The problem with the FDA standard explained


The previous blog entry criticized the updated FDA POCT glucose meter performance standard, which now allows 2% of the results to be unspecified.

What follows is an explanation of why this is wrong. My logic applies to:

  1. Total error performance standards which state that 95% (or 99%) of results should be within stated limits
  2. Measurement uncertainty performance standards which state that 95% (or 99%) of results should be within stated limits
  3. The above FDA standard which states that 98% of results should be within stated limits

One argument that surfaces for allowing results to be unspecified is that one cannot prove that 100% of results are within limits. This is of course true. But here’s the problem of using that fact to allow unspecified results.
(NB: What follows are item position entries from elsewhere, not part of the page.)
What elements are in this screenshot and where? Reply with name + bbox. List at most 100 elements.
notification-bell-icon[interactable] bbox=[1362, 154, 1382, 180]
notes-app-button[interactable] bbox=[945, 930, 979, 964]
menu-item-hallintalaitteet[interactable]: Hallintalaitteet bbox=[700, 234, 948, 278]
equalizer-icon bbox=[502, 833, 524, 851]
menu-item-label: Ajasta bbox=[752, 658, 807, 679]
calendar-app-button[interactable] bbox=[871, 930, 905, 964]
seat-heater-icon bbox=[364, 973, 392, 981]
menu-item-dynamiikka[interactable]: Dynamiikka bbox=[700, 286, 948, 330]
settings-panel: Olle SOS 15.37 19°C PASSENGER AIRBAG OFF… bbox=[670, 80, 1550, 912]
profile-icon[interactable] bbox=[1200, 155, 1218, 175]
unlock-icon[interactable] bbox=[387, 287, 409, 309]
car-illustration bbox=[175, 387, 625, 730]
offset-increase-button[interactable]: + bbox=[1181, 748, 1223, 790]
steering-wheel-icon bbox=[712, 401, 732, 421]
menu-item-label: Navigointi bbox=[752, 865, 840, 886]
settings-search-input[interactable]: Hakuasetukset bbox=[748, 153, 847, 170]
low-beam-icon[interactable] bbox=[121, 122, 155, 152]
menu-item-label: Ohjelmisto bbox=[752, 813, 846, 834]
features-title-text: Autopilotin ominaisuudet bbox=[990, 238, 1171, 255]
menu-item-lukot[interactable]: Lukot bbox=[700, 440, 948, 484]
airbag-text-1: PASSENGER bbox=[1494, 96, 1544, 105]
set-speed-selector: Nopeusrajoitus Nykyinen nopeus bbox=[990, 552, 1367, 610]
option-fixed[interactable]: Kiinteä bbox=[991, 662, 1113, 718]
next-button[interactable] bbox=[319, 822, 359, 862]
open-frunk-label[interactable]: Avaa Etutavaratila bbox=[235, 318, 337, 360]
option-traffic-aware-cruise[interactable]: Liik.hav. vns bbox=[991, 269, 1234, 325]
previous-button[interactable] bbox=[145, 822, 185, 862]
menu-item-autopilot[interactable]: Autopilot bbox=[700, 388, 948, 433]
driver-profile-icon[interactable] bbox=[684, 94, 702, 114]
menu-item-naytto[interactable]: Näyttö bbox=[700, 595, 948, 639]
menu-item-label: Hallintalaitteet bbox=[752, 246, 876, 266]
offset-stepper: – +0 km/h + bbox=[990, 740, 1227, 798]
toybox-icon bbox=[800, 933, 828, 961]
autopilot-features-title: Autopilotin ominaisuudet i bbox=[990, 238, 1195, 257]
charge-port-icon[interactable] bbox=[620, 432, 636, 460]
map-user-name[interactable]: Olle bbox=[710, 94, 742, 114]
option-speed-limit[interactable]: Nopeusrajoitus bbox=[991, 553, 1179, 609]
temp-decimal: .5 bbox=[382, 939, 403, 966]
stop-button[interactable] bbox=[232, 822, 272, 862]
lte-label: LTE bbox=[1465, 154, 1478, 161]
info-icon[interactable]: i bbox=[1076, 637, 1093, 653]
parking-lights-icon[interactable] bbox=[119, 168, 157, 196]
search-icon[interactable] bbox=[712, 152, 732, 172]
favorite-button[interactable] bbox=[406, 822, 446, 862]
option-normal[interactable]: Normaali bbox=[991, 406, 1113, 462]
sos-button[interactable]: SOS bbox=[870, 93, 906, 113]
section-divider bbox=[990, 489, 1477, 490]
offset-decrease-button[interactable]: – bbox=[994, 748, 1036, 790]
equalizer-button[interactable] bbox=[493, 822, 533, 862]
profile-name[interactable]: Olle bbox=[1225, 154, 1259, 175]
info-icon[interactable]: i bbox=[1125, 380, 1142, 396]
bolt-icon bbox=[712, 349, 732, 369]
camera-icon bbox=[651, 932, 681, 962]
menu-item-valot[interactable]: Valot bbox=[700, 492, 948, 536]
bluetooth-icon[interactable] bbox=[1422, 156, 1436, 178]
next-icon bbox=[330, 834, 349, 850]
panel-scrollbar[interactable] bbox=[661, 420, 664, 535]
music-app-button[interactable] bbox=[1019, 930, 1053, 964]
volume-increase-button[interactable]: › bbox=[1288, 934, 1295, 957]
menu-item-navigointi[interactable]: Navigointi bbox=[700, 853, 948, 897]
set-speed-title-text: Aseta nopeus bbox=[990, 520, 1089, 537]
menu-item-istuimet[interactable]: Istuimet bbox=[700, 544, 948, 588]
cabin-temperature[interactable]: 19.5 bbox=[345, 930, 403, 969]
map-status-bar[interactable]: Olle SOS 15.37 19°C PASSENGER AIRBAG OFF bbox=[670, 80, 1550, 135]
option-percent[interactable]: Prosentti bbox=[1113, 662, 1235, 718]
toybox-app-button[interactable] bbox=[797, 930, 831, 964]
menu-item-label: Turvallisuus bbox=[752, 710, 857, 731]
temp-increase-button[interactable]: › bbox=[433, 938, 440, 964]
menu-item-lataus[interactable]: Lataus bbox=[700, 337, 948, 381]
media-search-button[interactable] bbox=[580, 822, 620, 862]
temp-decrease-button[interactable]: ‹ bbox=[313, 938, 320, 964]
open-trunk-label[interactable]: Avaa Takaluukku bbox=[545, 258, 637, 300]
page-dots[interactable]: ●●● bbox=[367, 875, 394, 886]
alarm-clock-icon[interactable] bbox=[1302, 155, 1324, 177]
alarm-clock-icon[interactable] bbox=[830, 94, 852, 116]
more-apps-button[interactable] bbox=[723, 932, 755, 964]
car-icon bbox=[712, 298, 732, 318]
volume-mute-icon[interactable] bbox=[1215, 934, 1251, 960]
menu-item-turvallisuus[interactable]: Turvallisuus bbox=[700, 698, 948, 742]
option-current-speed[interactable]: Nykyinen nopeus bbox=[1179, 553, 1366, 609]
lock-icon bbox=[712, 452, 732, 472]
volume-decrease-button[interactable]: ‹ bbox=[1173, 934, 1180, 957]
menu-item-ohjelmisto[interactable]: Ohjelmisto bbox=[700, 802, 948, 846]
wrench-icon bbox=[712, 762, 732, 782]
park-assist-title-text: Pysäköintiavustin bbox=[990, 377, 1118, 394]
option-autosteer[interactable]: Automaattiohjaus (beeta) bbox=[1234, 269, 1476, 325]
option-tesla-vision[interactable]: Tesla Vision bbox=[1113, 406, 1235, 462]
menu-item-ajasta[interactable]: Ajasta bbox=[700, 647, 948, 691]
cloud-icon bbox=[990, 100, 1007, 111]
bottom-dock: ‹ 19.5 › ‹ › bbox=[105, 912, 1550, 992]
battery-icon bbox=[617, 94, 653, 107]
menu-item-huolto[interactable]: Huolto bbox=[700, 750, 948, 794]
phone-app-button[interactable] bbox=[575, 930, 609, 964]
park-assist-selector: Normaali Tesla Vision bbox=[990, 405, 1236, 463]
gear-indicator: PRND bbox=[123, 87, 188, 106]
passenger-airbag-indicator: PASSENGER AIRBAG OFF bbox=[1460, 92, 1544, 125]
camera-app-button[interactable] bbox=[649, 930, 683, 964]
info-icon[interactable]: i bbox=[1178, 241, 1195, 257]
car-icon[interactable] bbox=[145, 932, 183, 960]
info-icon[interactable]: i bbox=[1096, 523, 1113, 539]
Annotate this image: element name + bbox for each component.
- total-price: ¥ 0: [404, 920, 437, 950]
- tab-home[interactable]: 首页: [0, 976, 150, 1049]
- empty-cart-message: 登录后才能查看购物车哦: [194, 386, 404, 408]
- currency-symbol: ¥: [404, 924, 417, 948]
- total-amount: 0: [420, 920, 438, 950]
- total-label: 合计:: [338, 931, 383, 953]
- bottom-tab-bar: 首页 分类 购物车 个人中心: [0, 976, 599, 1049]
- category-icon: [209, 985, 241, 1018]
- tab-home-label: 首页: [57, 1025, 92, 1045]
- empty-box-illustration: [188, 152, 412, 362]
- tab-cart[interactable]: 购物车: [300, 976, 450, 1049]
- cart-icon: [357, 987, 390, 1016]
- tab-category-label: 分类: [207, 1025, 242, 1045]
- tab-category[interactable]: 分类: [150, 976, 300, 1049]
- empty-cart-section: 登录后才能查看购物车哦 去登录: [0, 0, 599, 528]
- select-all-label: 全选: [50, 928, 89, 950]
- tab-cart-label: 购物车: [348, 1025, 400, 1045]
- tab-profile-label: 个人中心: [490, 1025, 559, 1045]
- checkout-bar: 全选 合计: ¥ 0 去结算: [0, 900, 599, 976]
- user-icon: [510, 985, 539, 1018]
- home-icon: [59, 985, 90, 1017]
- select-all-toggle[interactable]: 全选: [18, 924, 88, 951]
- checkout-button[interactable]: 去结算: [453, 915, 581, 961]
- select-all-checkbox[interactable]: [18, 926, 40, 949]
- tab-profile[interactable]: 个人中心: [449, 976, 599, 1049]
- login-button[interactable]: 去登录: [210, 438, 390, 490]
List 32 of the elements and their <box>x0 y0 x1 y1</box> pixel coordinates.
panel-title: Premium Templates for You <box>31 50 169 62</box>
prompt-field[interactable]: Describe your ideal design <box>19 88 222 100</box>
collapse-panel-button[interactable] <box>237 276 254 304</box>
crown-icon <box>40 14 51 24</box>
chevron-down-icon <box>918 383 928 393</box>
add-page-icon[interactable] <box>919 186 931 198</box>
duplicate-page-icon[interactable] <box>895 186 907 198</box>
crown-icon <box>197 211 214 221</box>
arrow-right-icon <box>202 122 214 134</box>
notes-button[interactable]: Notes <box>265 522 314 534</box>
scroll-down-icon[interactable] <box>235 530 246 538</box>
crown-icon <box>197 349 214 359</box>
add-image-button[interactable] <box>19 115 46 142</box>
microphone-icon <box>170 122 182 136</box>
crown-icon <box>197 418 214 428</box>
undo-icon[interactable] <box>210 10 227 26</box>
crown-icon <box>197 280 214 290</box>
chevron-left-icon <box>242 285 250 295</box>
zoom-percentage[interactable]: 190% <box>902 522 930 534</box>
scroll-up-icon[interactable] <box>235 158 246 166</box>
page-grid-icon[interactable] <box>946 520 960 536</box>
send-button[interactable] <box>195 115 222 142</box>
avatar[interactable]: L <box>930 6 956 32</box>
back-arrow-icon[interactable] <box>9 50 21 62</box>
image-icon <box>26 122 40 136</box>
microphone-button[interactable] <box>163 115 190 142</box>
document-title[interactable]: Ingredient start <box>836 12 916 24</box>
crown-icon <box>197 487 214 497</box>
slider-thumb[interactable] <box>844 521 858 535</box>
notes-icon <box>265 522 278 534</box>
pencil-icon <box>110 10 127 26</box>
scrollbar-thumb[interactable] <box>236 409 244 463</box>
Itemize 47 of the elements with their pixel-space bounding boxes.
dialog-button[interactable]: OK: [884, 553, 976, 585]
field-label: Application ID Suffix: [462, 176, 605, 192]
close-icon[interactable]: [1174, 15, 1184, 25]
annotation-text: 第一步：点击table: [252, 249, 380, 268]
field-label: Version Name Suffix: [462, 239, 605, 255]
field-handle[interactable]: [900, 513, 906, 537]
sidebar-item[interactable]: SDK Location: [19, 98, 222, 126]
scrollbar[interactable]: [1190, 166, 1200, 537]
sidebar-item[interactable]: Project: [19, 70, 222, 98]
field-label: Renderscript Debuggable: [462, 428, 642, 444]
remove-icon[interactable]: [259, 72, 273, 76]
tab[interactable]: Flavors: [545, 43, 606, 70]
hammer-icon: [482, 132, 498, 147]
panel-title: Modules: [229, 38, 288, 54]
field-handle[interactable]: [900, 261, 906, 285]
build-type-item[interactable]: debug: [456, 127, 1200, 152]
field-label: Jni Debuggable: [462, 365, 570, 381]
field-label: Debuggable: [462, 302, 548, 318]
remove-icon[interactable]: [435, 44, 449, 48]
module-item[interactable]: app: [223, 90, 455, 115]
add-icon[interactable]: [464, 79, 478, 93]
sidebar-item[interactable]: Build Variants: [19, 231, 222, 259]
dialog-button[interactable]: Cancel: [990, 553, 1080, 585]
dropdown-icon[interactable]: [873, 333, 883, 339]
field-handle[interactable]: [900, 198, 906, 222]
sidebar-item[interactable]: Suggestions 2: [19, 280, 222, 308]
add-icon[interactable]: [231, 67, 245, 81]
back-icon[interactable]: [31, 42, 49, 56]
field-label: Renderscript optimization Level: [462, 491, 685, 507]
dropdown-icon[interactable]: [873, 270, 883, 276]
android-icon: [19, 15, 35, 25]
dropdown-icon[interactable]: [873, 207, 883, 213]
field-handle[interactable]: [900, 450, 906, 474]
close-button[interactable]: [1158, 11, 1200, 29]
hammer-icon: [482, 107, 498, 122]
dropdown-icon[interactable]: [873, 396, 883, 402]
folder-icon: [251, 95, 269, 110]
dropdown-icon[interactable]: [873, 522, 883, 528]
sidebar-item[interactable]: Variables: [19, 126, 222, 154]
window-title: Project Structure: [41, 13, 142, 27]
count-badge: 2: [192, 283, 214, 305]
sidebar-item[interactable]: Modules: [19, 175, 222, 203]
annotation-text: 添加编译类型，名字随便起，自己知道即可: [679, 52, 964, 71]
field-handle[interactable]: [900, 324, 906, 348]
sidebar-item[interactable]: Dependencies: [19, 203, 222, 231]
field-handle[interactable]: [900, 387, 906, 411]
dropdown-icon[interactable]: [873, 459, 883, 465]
Using a glucose meter example, with truth = 30 mg/dL. Assume the glucose meter has a 5% CV and assume that the precision results are normally distributed. One can calculate the location of glucose meter errors using various SD multiples and also note their location in a Parkes error grid and the number of times 1 of these errors due to precision could occur.

Truth SD multiple Observed glucose Parkes grid Occurs 1 in
30 2 33 A zone 20
30 3 34.5 A zone 370
30 8 42 A zone 7E+14
30 22 63 C zone 1E+106


(To get an error in the E zone, an extremely dangerous result, would require 90 multiples of the standard deviation, and Excel refuses to tell me how rare this is). I think it’s clear that not specifying a portion of the results is not justified by worrying about precision and / or the normal distribution.

Now errors in higher zones of the Parkes error grid do occur including E zone errors and clearly this has nothing to do with precision. These errors have other causes by other sources such as interferences.

A better way to think of these errors are “attribute” errors – they either occur or don’t occur. For more on this, see: Krouwer JS. Recommendation to treat continuous variable errors like attribute errors. Clinical Chemistry and Laboratory Medicine 2006;44(7):797–798.

Note that one cannot prove that attribute errors won’t occur. But no one allows results to be unspecified the way clinical chemistry standards committees do. For example you don’t hear “we want 98% of surgeries to be performed on the correct organ on the correct patient.”